I need some help translating something.  I live with 3 people.  One of which is a good friend of mine and the others I recently met.  They started writing in Polish on the white board in our living room and I know my name and my friends name is on it.  With online translators, I was able to tell that they are bragging that we can't read anything they write but I cannot make out the rest.  I'm assuming that it is either spelled wrong or bad grammar so I need a human to look at it.  This is what it says:

*Justynka dost aje pieska a szymonka i katarzyna nic nie wiedza. HUJ CIW DUPE!

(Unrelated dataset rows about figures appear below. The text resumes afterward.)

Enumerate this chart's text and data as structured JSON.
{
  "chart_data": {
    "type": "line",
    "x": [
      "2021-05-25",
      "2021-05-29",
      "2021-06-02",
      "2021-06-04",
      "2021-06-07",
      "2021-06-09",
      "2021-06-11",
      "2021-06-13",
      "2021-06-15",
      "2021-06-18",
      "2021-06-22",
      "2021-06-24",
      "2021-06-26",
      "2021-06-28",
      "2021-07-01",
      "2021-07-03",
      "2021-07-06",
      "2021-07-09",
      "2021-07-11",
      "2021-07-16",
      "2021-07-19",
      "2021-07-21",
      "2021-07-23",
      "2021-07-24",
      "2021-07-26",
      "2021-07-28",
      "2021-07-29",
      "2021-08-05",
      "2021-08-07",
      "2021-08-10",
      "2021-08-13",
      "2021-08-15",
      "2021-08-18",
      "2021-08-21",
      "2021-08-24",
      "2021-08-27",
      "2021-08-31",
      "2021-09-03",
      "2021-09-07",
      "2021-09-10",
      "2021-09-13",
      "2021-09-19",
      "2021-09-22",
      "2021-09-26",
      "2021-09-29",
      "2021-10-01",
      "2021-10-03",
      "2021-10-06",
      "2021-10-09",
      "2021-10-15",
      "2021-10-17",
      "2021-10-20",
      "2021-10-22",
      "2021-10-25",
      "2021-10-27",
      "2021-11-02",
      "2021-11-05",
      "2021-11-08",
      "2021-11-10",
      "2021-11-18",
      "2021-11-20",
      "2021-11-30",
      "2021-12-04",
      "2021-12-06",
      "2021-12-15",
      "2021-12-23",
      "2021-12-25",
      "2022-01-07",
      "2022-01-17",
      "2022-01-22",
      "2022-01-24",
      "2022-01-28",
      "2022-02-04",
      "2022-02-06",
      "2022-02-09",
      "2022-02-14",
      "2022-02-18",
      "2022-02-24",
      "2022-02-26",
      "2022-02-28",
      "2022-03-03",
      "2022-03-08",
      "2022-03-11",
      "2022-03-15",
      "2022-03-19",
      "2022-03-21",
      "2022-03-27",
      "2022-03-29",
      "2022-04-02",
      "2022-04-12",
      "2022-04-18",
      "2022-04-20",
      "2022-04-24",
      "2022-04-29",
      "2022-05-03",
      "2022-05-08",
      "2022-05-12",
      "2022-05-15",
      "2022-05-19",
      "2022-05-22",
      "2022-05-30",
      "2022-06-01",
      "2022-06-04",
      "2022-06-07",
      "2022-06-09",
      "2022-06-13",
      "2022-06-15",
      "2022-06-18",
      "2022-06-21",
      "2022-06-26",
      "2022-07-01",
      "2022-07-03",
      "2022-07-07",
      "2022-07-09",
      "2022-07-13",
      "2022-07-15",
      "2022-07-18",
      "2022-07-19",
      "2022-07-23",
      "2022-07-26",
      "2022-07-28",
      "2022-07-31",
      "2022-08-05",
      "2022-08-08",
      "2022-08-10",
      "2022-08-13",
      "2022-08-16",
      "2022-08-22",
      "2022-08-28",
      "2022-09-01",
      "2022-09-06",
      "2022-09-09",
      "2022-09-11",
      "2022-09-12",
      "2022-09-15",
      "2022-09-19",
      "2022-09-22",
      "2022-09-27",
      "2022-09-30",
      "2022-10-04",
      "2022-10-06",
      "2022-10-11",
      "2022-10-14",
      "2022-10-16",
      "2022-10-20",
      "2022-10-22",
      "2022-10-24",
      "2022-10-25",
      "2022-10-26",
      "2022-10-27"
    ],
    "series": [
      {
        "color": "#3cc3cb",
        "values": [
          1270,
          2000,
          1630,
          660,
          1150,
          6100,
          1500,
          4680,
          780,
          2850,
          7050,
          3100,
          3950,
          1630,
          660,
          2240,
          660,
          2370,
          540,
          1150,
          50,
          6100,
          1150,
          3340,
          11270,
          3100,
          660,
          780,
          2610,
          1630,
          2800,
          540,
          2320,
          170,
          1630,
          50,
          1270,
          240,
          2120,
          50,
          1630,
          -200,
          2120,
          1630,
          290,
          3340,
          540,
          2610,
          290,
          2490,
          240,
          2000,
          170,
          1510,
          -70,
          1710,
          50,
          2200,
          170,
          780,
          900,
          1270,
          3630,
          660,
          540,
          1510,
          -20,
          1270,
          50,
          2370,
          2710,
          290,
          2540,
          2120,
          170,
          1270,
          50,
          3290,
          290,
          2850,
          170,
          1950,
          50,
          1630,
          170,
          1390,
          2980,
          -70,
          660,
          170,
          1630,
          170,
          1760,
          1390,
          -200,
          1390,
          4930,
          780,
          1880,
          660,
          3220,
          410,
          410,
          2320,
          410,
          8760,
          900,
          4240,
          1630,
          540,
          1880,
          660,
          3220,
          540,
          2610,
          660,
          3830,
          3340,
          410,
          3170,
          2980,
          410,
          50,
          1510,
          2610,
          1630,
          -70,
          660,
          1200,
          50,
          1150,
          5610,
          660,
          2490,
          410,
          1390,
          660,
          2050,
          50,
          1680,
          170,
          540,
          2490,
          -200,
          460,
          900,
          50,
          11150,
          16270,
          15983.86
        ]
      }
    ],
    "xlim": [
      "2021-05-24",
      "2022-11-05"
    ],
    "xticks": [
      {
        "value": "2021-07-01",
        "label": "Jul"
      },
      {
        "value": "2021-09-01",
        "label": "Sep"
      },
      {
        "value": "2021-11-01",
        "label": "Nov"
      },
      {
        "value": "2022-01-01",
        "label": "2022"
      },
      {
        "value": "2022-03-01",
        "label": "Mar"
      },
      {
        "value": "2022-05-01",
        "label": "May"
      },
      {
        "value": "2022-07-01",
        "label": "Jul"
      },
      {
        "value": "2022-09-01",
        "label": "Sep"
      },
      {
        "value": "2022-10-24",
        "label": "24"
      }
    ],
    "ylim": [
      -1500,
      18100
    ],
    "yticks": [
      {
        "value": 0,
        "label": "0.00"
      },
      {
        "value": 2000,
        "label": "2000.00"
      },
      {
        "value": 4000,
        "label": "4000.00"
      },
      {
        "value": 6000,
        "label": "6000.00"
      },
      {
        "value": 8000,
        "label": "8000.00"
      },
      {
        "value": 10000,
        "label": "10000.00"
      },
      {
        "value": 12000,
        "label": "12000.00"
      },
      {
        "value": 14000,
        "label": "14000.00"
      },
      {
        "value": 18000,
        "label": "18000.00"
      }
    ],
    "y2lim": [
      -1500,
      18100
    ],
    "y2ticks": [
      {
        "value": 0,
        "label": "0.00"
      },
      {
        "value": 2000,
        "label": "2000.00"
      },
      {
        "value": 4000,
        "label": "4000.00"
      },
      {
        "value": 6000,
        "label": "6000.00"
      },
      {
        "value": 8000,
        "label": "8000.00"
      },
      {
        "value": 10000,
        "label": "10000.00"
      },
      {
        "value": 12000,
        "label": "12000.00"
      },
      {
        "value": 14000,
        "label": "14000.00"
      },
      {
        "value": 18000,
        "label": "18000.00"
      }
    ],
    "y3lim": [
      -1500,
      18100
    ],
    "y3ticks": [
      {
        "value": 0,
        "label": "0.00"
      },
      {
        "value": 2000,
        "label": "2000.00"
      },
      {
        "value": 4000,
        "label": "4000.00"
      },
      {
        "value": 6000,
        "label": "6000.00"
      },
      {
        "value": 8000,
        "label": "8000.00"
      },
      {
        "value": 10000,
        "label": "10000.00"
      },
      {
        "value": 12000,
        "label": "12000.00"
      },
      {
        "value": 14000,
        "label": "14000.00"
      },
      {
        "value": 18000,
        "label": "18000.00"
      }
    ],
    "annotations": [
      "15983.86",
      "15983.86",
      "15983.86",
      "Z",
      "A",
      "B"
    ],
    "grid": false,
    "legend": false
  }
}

*As you can tell, 3 of those words are names.  When typing this into translators, they suggested the following possible mistakes:

dost aje = dostaje
huj=chuj
dupe=dupek

Can someone please given me an idea of what this says?  
Thank you,
Concerned1


----------



## NotNow

Justynka is getting a little dog but Szymonka and Katarzyna don't know anything (about it). Fuck!


----------



## concerned1

Why would they say Fuck!.  Are they bragging/laughing that we can't read what they're saying?  Or are they really excited about the puppy?

Thank you so much
Concerned1


----------



## NotNow

I can only translate what is written.  I cannot explain it without much more context.  An explanation would be pure speculation on my part, anyways.


----------



## concerned1

Okay.  Thank you very much.


----------



## Ben Jamin

NotNow said:


> Justynka is getting a little dog but Szymonka and Katarzyna don't know anything (about it). Fuck!


It is rather "fuck you". (Even more rude than in English). Are they adolescents?


----------



## NotNow

Now I see: it's _chuj cię w dupę_, right?  I missed the _cię_. 

Thanks.


----------



## Ben Jamin

NotNow said:


> Now I see: it's _chuj cię w dupę_, right?  I missed the _cię_.
> 
> Thanks.


No its " _chuj (cock, nominative) ci (you, dative),  w dupę (into arse, locative)". Meaning: "may you be arse fucked". 10 points of 10 on the scale of rudeness and vulgarity. _


----------



## concerned1

They are actually college students.  I decided not to play games and approach them about it and they tried to pretend like they had nothing to do with it and then proceeded to get an attitude with me about it.  It was one of the more juvenile conversations of my life.  I guess they didn't like get caught mocking us in front of our faces.  My roommate (friend) and I have no idea what would've caused these sudden hostilities.  

I appreciate the help everyone.  Thank you.


----------